Actually, my solution does not require Sasquatch to show up on day 1. I just tested it on a modified dataframe where he (?) arrives on day 2. I think what might be throwing you off is that the first row of s (which contains only visits by you-know-who) has to be visit #1 for him (?), regardless of what day that is.

1 Like

Oh, right — you had already subsetted from the larger table — sorry not to have spotted that! I'll modify my translation to capture what you actually wrote.

visits |> 
  # Find which visits are Sasquatch
  mutate(sasquatch = visitor == "Sasquatch") |> 
  # Isolate those visits
  group_by(sasquatch) |> 
  # Add a flag (1 if a new visit, 0 if a continuation of a visit).
  mutate(new_visit = if_else(lag(day) + 1 < day, 1, 0)) |> 
  # Fix the NA in the first row (caused by lack of a previous row when lagging).
  # mutate(new_visit = if_else(day == 1, 1, new_visit)) |> # <-- mistranslation
  mutate(
    new_visit = 
      if_else(sasquatch & day == first(day), 1, new_visit) # <-- corrected
  ) |> 
  # Add the "visit" value and drop the new_visit column (no longer needed).
  mutate(visit = cumsum(new_visit)) |> select(!new_visit) |> 
  # Replace the visit values for the Sasquatch visits.
  ungroup()

This is nice illustration of an operation that doesn't seem to have a succinct translation into tidyverse-only code, as far as I know: changing the values in specific rows of a table by simply supplying a vector of row-indices and a vector of replacement values. A puzzle for a separate topic?

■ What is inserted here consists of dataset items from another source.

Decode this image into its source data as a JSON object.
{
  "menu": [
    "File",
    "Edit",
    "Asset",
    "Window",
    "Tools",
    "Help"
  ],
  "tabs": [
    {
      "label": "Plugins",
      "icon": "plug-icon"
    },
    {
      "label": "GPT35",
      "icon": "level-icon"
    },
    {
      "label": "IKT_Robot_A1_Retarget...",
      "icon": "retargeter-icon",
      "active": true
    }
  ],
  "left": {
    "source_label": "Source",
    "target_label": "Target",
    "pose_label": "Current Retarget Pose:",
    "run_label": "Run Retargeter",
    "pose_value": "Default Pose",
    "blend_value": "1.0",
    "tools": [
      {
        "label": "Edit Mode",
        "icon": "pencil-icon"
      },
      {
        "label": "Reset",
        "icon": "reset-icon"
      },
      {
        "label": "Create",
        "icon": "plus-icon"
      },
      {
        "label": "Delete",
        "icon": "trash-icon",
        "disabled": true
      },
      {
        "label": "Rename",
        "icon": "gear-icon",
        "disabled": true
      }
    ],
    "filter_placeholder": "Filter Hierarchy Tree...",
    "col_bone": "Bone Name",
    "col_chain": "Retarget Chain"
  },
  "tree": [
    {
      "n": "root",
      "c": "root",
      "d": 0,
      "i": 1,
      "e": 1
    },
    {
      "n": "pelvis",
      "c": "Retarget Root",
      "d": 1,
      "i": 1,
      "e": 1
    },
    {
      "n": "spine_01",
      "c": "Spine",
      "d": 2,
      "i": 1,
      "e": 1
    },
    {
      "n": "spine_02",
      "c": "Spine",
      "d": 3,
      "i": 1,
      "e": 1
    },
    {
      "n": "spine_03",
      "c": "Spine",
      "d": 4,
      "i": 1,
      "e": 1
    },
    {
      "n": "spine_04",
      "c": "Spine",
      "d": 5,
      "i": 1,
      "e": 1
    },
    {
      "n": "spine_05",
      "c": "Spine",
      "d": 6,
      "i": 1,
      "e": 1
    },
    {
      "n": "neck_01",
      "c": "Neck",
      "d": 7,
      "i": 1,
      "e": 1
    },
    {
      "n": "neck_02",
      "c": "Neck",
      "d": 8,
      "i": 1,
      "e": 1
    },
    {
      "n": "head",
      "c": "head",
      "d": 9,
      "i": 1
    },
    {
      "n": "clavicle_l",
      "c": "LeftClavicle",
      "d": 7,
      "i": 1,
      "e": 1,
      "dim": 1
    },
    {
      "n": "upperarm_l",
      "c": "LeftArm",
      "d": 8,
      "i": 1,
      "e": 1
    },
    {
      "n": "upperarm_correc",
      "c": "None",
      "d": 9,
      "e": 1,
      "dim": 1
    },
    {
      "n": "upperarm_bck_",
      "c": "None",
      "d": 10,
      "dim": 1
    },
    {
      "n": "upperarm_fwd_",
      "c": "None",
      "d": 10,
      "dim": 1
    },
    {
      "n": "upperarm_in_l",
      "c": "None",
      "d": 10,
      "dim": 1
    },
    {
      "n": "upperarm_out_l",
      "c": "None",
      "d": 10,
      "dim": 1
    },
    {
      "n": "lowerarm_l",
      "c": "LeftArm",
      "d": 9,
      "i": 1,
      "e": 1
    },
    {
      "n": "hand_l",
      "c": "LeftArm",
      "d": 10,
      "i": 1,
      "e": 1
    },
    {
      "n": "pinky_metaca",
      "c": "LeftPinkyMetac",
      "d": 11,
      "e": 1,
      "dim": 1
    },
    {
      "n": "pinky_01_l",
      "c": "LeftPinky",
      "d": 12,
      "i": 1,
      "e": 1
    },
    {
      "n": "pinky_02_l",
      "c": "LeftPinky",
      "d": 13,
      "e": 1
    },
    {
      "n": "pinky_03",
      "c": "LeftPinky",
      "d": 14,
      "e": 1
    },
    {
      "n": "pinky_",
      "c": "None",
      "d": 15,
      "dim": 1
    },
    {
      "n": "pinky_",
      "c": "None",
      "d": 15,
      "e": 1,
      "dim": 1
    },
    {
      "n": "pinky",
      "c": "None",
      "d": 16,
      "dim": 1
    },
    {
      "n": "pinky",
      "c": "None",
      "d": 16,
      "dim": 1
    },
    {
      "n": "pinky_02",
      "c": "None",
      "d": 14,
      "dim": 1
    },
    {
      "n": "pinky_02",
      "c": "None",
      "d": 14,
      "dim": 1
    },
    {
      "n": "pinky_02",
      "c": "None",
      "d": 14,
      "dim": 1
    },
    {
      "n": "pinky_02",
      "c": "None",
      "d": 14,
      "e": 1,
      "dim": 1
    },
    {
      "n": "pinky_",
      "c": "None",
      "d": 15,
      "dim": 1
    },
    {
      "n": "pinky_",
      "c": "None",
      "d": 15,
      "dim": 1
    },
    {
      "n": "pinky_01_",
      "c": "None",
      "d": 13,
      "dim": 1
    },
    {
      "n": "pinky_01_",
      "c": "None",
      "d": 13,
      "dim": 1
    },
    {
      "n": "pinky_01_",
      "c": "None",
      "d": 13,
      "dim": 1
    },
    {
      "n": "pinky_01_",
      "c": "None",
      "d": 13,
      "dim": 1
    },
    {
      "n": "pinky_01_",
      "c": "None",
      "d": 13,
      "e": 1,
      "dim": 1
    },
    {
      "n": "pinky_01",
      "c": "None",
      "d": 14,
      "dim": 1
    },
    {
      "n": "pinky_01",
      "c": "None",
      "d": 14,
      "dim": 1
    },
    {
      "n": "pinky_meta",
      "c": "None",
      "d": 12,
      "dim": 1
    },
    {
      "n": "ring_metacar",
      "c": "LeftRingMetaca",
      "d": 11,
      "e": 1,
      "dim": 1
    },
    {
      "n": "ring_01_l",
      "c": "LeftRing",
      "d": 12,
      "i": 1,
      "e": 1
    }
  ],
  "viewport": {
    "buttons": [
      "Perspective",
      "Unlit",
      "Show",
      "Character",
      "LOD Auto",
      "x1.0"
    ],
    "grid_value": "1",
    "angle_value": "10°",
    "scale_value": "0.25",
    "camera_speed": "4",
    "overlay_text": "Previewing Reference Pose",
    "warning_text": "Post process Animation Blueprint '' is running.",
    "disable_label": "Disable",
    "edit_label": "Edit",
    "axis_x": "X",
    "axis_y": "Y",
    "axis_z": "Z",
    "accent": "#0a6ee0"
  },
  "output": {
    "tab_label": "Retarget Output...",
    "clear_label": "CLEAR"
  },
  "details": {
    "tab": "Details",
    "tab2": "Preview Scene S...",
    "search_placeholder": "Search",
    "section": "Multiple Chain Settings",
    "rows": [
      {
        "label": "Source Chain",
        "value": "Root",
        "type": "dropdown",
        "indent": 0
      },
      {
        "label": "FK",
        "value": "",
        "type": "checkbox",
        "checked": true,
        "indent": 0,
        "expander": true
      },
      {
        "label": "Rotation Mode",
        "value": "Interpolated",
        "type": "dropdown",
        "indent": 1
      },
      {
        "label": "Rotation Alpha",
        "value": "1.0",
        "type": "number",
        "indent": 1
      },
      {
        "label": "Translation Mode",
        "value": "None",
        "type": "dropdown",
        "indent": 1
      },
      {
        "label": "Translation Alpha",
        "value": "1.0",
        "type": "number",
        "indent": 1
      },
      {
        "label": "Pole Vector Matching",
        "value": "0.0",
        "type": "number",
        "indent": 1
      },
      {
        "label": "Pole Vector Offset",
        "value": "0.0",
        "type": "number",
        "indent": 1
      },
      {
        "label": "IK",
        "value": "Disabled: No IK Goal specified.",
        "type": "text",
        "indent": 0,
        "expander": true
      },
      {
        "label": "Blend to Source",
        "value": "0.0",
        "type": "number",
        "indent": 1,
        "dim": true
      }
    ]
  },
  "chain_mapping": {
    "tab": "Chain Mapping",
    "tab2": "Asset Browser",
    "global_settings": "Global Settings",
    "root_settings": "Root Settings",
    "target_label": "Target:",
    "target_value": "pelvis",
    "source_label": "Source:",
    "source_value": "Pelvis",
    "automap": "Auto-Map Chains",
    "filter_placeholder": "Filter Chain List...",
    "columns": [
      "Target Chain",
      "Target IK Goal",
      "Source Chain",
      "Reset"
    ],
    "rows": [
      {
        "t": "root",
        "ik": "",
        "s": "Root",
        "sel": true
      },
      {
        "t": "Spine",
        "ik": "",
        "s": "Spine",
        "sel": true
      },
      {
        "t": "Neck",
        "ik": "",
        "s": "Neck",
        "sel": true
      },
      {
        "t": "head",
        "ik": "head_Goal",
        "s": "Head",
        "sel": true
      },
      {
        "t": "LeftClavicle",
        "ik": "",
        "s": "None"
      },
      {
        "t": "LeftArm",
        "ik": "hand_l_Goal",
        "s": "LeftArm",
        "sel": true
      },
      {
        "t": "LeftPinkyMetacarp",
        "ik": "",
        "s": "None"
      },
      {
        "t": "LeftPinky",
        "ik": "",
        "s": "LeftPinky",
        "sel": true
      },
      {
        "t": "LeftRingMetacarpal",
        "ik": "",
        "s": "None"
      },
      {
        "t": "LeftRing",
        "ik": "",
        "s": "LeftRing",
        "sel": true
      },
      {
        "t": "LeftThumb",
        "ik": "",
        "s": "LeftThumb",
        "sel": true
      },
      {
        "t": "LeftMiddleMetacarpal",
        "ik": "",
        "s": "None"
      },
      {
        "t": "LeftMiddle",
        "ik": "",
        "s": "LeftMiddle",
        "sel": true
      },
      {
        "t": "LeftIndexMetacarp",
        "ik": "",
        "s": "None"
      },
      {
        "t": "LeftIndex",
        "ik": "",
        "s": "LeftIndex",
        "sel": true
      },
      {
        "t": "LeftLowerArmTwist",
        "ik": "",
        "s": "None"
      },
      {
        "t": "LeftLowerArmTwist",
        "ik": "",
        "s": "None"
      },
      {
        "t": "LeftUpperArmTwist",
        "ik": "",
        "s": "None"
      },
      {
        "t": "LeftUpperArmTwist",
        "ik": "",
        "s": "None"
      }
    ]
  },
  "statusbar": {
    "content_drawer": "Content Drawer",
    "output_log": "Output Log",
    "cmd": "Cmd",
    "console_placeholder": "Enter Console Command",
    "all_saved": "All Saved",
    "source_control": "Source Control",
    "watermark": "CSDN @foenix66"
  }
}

Also, here's an alternative solution that also uses cumsum(), but in a less direct way:

visits |> 
  # flag Sasquatch days
  mutate(sasquatch = visitor == 'Sasquatch') |> 
  # if we assign a value of 0 to Sasquatch days, and 1 to the rest,
  # the cumulative sum will be constant during Sasquatch visits, but 
  # also different for each visit
  mutate(visit = if_else(sasquatch, cumsum(!sasquatch), NA)) |>
  # remove 'sasquatch' column since no longer needed
  select(!sasquatch) |> 
  # convert 'visit' to a factor so corresponding ordinal can be extracted
  mutate(visit = visit |> factor() |> as.numeric())

This:

visit |> factor() |> as.numeric()

is a bit of a hack, but I'm not sure of a way to convert to ordinal values more cleanly.